At first no one wanted to busk with this strange Italian guy, so Didier would take his girlfriend down to the marina and they’d wander past the yachts. Someone would always spot the guitar and the girl and invite them on board and after three or four songs they’d have made 100 Euros. Word of Didier’s skills spread and he gathered the group around him. They played anywhere and everywhere they could until, freshly attired in new suits (“in Nice no one wants to see a scruff…”), they landed a residency at Le Petite Mason, a restaurant favoured by visiting super-rich and showbiz royalty.
It is as this point that the Gyspy Queens story takes a decidedly strange turn, for where they were once passing an old ashtray round after gigs collecting loose change, the band soon found themselves playing for Bono and Elton, for Robert De Niro and Chris Martin, for David Beckham, Prince Harry, REM and Quincy Jones. The restaurant gigs eventually gave way to an increasing amount of superstar-heavy private parties and last year the band played more than 200 shows all across the world (they’re actually offered over 600) often to some of the richest and most famous people on the planet.
“What we do is very honest,” Didier says. “That’s why it works. I guarantee you everyone we play to feels it. We started out as buskers and that’s what we are now, eleven years later. We know exactly how to negotiate with a crowd, how to tease them with songs. But we’re the opposite of rock stars, we’re humble in performance, never elsewhere! So this is the way forward for all of us.”
Now signed to Universal, the future for the Gypsy Queens will involve bigger performances, bigger productions, bigger lighting, bigger everything.

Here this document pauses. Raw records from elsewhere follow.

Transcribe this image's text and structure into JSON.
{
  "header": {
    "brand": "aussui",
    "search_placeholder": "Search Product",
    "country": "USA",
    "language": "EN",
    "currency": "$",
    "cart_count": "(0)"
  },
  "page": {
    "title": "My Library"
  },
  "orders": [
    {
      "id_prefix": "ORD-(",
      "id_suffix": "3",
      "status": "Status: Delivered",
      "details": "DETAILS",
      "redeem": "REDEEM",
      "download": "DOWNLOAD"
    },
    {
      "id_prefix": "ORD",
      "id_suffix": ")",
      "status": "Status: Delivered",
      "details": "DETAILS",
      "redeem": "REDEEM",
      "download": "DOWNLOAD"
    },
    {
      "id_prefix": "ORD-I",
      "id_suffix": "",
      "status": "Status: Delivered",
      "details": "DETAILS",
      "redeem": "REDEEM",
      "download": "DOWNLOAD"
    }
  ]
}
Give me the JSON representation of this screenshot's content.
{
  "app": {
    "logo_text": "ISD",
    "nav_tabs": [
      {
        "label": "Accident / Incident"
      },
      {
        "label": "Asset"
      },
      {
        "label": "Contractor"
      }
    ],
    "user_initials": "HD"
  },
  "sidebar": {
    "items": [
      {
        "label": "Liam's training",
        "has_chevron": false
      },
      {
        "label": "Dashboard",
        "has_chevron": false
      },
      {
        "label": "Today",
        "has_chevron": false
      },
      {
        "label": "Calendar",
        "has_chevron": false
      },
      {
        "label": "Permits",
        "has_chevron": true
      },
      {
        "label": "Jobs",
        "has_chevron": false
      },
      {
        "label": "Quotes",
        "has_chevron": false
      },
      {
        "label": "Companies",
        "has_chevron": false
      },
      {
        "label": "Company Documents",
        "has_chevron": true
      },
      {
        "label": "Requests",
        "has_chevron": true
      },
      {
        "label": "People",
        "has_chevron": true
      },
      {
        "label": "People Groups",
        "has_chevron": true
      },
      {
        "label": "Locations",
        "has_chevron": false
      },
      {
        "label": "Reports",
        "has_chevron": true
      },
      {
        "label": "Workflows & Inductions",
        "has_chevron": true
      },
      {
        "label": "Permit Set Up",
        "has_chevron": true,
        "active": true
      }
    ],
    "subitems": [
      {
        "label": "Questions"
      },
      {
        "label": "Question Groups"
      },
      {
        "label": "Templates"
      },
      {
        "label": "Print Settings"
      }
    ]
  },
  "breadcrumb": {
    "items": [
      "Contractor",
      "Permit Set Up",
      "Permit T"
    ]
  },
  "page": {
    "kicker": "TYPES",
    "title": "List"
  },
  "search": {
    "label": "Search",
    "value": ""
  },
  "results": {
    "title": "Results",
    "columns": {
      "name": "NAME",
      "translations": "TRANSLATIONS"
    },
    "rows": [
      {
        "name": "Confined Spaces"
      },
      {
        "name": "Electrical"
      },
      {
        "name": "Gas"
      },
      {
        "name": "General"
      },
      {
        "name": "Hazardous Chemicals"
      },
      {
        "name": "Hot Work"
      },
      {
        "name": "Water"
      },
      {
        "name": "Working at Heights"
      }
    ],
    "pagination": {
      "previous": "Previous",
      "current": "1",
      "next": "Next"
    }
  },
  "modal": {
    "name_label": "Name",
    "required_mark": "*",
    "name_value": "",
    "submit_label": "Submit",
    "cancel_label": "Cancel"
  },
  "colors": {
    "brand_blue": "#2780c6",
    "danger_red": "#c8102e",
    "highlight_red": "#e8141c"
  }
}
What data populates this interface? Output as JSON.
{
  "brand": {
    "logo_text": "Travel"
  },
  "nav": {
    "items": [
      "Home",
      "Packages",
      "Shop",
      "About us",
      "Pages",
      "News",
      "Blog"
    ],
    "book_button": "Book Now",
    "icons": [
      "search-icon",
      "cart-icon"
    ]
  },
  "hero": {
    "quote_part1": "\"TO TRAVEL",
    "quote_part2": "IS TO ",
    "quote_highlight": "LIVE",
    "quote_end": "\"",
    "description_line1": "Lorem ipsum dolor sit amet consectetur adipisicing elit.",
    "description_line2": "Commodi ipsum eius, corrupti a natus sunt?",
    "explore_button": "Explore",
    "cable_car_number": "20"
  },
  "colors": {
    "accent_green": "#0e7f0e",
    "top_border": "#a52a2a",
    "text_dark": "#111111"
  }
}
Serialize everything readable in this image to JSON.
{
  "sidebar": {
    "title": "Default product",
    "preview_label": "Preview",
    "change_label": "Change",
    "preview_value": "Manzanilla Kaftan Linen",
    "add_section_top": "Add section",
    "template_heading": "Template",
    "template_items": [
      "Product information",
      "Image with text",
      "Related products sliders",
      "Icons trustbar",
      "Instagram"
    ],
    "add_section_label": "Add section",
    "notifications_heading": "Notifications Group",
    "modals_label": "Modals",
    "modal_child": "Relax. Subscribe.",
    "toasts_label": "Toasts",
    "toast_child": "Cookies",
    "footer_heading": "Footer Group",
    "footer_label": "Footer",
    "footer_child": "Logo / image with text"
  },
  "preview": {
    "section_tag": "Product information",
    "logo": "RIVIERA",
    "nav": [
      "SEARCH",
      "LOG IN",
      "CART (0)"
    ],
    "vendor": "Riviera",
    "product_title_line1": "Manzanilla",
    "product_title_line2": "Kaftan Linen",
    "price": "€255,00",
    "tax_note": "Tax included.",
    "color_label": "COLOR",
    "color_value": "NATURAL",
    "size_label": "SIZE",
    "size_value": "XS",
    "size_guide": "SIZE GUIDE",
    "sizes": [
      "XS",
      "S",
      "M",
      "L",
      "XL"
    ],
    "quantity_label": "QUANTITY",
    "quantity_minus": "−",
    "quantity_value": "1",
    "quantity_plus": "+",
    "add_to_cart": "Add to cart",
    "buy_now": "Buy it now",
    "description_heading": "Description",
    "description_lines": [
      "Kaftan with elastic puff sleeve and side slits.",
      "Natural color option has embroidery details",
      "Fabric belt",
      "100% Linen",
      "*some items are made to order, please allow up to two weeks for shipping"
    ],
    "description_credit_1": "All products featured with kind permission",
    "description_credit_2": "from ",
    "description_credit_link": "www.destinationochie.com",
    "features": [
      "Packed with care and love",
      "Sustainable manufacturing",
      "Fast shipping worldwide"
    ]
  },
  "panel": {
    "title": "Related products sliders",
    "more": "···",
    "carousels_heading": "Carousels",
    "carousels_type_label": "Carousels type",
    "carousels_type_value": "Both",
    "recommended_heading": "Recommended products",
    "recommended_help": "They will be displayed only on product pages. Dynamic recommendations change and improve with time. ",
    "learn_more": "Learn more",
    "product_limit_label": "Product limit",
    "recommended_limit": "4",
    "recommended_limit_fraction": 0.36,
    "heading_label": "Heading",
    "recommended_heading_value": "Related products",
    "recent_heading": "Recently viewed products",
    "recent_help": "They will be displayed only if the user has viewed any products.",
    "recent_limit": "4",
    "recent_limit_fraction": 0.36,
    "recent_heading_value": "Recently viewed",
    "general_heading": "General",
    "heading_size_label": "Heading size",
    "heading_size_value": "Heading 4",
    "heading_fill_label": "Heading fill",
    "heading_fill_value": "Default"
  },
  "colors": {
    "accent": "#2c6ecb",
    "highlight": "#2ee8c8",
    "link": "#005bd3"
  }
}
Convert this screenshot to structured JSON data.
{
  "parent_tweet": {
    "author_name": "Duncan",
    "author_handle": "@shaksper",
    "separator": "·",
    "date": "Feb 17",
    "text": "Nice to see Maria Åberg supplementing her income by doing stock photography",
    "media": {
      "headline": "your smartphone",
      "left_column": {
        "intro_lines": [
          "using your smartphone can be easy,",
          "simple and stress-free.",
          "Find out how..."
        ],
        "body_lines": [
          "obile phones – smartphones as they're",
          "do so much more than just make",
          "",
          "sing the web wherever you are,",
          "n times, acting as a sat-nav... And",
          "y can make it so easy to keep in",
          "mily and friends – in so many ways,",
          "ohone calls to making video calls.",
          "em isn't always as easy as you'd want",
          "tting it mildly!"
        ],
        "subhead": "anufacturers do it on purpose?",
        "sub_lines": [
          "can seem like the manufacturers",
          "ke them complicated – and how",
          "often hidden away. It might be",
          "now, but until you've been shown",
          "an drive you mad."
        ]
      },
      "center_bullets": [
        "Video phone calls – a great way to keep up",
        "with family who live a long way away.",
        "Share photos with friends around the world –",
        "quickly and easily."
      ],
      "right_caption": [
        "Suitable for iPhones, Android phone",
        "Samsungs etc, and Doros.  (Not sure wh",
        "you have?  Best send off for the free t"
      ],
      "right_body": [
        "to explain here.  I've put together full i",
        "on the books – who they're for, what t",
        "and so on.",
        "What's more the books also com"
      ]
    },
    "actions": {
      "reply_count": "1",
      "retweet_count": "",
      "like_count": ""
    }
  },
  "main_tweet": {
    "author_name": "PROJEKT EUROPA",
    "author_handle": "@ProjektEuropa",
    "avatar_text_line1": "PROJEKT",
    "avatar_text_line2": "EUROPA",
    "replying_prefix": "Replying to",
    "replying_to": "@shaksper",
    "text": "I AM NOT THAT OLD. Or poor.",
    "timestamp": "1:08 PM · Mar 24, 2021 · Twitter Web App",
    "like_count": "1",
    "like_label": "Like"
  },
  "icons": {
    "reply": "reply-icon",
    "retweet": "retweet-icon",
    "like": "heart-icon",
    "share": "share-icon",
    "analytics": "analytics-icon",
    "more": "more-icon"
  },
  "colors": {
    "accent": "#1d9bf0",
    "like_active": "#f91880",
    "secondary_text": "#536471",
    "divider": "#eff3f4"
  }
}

“Our repertoire is so big we could start at 10 at night and go on, easily, until 4am,” Didier laughs. “We’re musicians, so we could go forever just taking solos! Give us a shot of Captain Morgan and we’ll be ready to go all over again. I know that us making a record is a risk and I know that everything is about to change for us. Even songs we’ve performed 10000 times will change, but the music we play is eternal. The music is a gift for everyone to enjoy.”